Famciclovir—This agent has been investigated in the treatment of herpes labialis in 2 small trials. In a double-blind, dose-ranging, placebo-controlled, multicenter trial, Spruance and McKeough11 evaluated the efficacy of famciclovir in treating experimentally UV radiation (UVR)–induced herpes simplex labialis. In the study, patients received a 125-, 250-, or 500-mg dose of famciclovir or placebo 3 times a day for 5 days, beginning 48 hours after UVR exposure.
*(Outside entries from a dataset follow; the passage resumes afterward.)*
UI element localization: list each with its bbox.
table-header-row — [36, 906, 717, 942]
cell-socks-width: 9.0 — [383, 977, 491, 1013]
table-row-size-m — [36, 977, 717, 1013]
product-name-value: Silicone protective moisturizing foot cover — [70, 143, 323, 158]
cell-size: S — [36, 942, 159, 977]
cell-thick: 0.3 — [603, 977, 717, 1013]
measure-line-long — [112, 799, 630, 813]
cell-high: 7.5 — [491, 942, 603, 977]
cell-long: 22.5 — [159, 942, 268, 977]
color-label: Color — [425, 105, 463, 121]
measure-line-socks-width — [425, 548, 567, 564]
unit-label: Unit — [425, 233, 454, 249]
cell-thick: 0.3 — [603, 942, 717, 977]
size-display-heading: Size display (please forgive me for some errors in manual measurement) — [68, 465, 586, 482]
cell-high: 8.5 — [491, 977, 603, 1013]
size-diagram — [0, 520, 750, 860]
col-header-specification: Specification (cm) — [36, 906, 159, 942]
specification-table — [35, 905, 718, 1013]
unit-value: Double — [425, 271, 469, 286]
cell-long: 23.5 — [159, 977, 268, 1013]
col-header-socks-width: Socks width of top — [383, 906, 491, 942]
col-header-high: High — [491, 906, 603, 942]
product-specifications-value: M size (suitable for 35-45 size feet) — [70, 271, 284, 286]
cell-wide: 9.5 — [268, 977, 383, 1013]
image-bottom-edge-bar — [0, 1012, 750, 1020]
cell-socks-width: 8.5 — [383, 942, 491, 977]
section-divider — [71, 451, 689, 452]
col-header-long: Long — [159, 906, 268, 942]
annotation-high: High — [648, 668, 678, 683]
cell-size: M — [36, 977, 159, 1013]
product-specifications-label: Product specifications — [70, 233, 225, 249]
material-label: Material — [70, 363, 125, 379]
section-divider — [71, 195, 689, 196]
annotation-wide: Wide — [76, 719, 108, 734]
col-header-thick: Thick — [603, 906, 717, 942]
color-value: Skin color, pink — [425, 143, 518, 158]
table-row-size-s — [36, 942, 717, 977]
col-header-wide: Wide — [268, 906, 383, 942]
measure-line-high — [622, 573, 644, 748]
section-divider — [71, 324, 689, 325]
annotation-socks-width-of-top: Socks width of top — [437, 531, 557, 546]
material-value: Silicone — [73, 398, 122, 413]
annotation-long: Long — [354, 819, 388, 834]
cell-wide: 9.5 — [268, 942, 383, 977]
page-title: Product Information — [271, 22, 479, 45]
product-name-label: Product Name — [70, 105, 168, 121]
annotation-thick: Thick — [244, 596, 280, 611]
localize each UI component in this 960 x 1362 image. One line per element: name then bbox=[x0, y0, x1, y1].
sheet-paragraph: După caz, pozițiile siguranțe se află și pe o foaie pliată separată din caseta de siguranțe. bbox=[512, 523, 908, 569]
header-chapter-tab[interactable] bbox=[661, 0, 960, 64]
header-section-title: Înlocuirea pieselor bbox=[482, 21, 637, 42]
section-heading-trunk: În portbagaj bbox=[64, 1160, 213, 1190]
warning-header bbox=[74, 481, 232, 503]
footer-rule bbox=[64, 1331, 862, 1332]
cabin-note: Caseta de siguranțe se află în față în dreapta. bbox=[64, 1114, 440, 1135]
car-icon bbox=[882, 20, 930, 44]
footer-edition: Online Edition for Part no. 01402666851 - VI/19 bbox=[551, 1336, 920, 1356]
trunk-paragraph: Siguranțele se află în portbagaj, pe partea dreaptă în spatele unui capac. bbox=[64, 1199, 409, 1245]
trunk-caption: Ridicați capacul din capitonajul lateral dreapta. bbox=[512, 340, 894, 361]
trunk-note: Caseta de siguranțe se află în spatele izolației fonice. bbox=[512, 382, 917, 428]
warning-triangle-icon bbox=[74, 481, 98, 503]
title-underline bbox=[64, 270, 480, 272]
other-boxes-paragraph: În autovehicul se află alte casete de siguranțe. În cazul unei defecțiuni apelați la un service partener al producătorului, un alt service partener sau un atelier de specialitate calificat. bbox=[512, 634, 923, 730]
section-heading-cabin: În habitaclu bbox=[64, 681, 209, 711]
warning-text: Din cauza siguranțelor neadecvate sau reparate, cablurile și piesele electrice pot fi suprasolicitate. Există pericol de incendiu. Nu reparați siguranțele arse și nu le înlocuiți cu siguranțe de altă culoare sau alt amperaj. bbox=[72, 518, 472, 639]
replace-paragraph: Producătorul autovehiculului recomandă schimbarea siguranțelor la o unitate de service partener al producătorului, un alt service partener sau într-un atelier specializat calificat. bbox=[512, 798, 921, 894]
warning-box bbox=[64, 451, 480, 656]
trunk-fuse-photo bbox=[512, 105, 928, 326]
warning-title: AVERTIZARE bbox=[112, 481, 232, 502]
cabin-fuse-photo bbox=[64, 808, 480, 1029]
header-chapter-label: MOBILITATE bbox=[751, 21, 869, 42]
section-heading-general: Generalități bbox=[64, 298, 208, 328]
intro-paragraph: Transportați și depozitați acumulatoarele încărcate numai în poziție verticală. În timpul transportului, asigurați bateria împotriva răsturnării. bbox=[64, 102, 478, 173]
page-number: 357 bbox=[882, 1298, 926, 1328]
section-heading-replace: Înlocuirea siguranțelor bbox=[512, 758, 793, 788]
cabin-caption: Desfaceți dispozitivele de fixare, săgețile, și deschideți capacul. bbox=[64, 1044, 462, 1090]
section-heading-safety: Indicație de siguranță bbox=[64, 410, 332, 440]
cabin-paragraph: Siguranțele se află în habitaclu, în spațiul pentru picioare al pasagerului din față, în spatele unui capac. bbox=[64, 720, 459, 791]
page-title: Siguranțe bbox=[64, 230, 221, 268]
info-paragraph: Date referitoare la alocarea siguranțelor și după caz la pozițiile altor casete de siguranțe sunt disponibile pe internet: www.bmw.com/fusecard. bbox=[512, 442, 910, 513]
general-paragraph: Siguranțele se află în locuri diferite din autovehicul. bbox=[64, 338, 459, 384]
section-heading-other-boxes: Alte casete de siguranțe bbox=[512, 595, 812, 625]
Although there was no significant difference in the number of lesions between the famciclovir group and the placebo group, mean maximal lesion size was reduced dose dependently; the largest diameter was observed with the placebo, and the smallest was seen with a 500-mg dose of famciclovir. In addition, median time to healing was faster in the 500-mg famciclovir treatment group than in the placebo group.11
In a second study with experimentally UVR-induced herpes simplex labialis, Spruance and McKeough12 combined famciclovir 500 mg 3 times a day for 5 days with either topical fluocinonide 0.05% gel 3 times a day for 5 days or vehicle control gel. Patients using combination therapy experienced significantly reduced medium maximum lesion size, and the number of patients who had pain was reduced by approximately half compared with the control group (59% vs 100%).12
Famciclovir is not approved by the FDA for the treatment of herpes labialis. Although the drug has not been studied as suppressive therapy for this indication, Wall et al13 showed that famciclovir 125 or 250 mg twice a day, begun 1 to 2 days before laser resurfacing and continued for 5 days after surgery, reduced orofacial herpes outbreaks compared with placebo.
Several safe and effective therapeutic oral options exist in the treatment of herpes labialis (Table). Part II of this series will review topical therapies.